Four years after becoming an orator, Douglass wrote out the facts of his life, giving the specific names of people and places. This act put him in danger of recapture and forcible return to Maryland. He knew that anyone could easily betray him and use the anti-enslavement newspapers to trace his whereabouts at meetings. Garrison and abolitionist Wendell Phillips had no faith in the state of Massachusetts to protect Douglass from capture. Phillips went as far as to advise Douglass to burn his narrative.
After escaping to New York, Douglass realized how freeing himself from enslavement didn’t guarantee him personal freedom. The Fugitive Slave Act of 1850, which allowed people to capture refugees from enslavement in the North and ship them back to their enslavers, made the life of a freedom seeker a perilous one. It also created the circumstances in which Douglass was neither able to find a place to live nor to work. This raises tension in the text even after his liberation, signaling that the story is not over, even while Douglass himself reaches a relatively happy ending.
While in New York, Douglass sent for Anna Murray, a woman whom he had met either at a debating society’s social gathering or in church, and married her. It is conspicuous that Douglass mentions Anna for the first time here. She was several years older than Douglass and had met him either in 1837 or 1838, when he was still bringing home his wages as a caulker to Hugh Auld.
Douglass’s name change, like his marriage, was one of the ways in which he declared his autonomy from his enslaver. Finally, in the North, he could exercise the same liberties as any other adult. This highlights a departure from The Dehumanizing Effects of Slavery.

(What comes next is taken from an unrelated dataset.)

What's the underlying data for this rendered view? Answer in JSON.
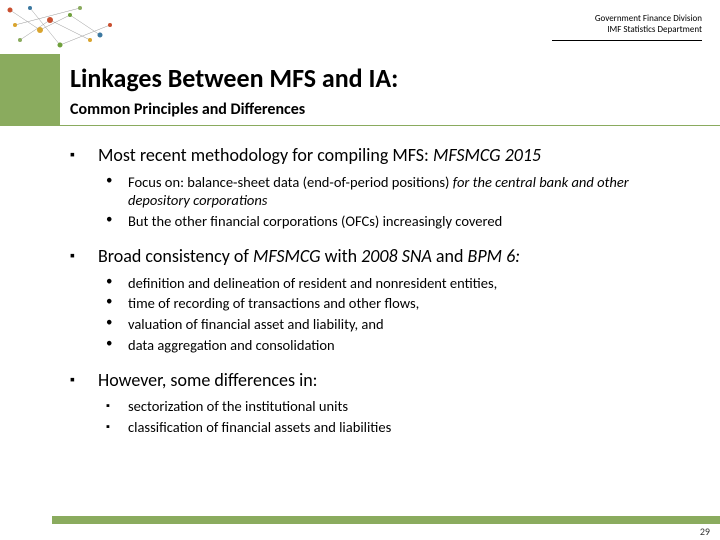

When he relocated to New England with his wife, he noticed differences in the standard of living here compared to that of Maryland. Even wealthy planters did not seem to live as well, and they lacked New Englanders’ sense of culture. Douglass contrasts this with the culture of dissipation that flourished in Maryland. There’s a suggestion here that the New Englanders’ work ethic fostered a better quality of life.
In these chapters, Douglass also chronicles his exit from the Methodist Church—an institution about which he seemed to have been ambivalent. Leaving the church didn’t quell his need for community, which he found by joining abolitionist circles. The Liberator had become his new Bible.
William Lloyd Garrison, a Massachusetts native and co-founder of the New England Anti-Slavery Society, started the Liberator in 1830, shortly after leaving the American Colonization Society. While Garrison had initially supported the repatriation of Black Americans to West Africa, he left the society after he realized that its true aim was to rid the United States of free Black people. Isaac Knapp, the publisher of the Liberator, was born in the same town as Garrison—Newburyport—and worked as a printer and bookseller. Douglass’s discussion of these papers highlights another aspect of Literacy as the Gateway to Freedom: Not only does learning to read and write empower people to seek freedom, but using literature to spread the word about abolitionism also provides an avenue for fighting for freedom.
Douglass’s disillusionment with the New England abolitionists began when he realized that they took less interest in who he was than in how he could serve their cause, which was, ironically, about him. They wanted Douglass to put himself on physical display while they controlled the narrative of abolition. Douglass’s composition of his autobiography was his proof of his existence as a real person instead of a symbol.